Real world protocols (e.g. Signal's protocol) typically achieve this by signing ephemeral keys using the static keys during the ephemeral key exchange. Then you cannot sign your public ephemeral key without knowledge of the static secret key, and therefore you cannot impersonate someone to the first party by only knowing this party's private static key.

+ 2
br flag
obareey
Thank you for the response.

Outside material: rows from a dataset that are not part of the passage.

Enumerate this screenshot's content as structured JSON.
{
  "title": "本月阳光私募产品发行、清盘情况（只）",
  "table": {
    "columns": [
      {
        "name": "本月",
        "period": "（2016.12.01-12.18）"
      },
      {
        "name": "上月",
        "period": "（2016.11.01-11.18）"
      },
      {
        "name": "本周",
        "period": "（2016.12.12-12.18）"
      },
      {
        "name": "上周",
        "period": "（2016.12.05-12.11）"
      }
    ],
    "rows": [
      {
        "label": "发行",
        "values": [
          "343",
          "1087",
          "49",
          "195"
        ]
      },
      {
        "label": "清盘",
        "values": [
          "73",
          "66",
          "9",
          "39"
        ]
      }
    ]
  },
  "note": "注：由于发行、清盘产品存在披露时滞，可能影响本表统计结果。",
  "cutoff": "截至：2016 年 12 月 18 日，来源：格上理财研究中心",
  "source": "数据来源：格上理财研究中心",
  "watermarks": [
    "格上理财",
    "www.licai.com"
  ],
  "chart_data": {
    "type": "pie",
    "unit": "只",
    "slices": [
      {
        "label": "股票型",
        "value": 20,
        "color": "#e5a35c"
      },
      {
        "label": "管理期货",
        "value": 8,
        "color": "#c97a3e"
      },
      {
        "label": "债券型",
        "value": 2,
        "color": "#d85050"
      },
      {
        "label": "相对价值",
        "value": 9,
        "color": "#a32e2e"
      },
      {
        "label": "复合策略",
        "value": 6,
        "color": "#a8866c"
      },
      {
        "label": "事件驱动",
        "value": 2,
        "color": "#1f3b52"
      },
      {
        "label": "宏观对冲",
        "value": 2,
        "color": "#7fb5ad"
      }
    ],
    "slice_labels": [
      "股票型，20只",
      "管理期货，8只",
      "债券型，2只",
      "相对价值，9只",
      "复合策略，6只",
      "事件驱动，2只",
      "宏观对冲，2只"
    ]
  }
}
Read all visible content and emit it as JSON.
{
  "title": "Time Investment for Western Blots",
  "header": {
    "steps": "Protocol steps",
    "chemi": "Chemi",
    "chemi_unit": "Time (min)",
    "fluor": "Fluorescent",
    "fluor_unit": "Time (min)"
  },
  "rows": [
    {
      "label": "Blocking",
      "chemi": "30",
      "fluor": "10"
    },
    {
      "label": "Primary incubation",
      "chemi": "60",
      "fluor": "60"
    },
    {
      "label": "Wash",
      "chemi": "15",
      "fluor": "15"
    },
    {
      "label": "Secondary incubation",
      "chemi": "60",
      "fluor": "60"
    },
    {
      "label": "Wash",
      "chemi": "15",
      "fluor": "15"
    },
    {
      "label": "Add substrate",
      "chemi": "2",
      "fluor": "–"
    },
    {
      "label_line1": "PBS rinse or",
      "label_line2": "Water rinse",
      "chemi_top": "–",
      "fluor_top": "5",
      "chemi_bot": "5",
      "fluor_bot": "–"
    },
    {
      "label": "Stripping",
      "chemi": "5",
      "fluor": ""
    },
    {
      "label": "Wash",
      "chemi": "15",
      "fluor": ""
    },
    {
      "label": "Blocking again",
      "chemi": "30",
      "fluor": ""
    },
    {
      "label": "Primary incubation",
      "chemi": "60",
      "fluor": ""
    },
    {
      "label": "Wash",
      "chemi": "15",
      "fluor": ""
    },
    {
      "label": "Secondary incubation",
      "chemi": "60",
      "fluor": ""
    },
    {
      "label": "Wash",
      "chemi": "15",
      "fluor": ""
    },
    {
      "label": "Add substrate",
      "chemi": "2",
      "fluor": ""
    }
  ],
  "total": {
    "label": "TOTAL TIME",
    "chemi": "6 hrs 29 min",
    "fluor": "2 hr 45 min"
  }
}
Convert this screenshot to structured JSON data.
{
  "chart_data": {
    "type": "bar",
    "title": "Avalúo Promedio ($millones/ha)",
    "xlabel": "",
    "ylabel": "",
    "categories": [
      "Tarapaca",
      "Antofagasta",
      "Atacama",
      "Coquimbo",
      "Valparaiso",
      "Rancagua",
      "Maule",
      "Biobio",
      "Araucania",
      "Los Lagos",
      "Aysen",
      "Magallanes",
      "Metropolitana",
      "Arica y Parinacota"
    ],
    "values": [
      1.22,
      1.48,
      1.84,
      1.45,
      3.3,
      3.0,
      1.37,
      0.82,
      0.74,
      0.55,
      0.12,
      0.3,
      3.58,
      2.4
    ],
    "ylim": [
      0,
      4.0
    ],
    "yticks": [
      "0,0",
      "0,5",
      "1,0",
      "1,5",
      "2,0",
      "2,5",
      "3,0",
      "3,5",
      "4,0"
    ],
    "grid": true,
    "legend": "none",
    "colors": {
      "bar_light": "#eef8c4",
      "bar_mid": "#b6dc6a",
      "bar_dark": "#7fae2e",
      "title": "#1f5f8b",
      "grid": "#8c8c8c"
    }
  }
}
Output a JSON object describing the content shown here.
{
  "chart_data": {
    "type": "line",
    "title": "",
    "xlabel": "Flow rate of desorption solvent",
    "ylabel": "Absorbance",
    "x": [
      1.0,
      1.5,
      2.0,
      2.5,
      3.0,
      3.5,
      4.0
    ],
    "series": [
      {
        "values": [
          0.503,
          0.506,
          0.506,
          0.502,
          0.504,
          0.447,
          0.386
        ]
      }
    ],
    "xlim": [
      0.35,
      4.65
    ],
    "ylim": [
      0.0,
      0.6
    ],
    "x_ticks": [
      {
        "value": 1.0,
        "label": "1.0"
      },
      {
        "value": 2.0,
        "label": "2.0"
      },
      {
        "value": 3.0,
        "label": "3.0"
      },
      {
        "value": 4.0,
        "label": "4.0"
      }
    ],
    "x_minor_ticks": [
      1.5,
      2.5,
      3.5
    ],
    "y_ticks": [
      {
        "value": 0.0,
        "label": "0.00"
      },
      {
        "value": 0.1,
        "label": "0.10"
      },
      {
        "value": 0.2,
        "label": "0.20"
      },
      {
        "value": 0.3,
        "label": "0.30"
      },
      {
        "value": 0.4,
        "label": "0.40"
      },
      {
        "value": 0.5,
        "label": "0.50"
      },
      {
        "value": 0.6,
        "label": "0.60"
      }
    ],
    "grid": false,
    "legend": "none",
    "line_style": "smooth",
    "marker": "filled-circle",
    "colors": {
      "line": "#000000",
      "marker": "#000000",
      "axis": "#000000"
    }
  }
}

If we sign the ephemeral keys using the static keys, then there is no need to calculate $Z_s$? As far as I understand, this is how (mutual) TLS 1.2 works, i.e. the parties use the static keys only for signing the ephemeral keys to validate their identities (prove the possession of static private keys), but the shared secret is calculated only with the ephemeral keys.
0
Reply
cn flag
Lery
Correct. On a related note, have you checked the [Noise Protocol framework](http://www.noiseprotocol.org/)? It allows some nice analysis of such exchanges, including visualizations with the [Noise Explorer](https://noiseexplorer.com)
0
Reply
ธงชาติไทย
Elon Musk
I sit in a Tesla and translated this thread with Ai:

mangohost

Post an answer

Most people don’t grasp that asking a lot of questions unlocks learning and improves interpersonal bonding. In Alison’s studies, for example, though people could accurately recall how many questions had been asked in their conversations, they didn’t intuit the link between questions and liking. Across four studies, in which participants were engaged in conversations themselves or read transcripts of others’ conversations, people tended not to realize that question asking would influence—or had influenced—the level of amity between the conversationalists.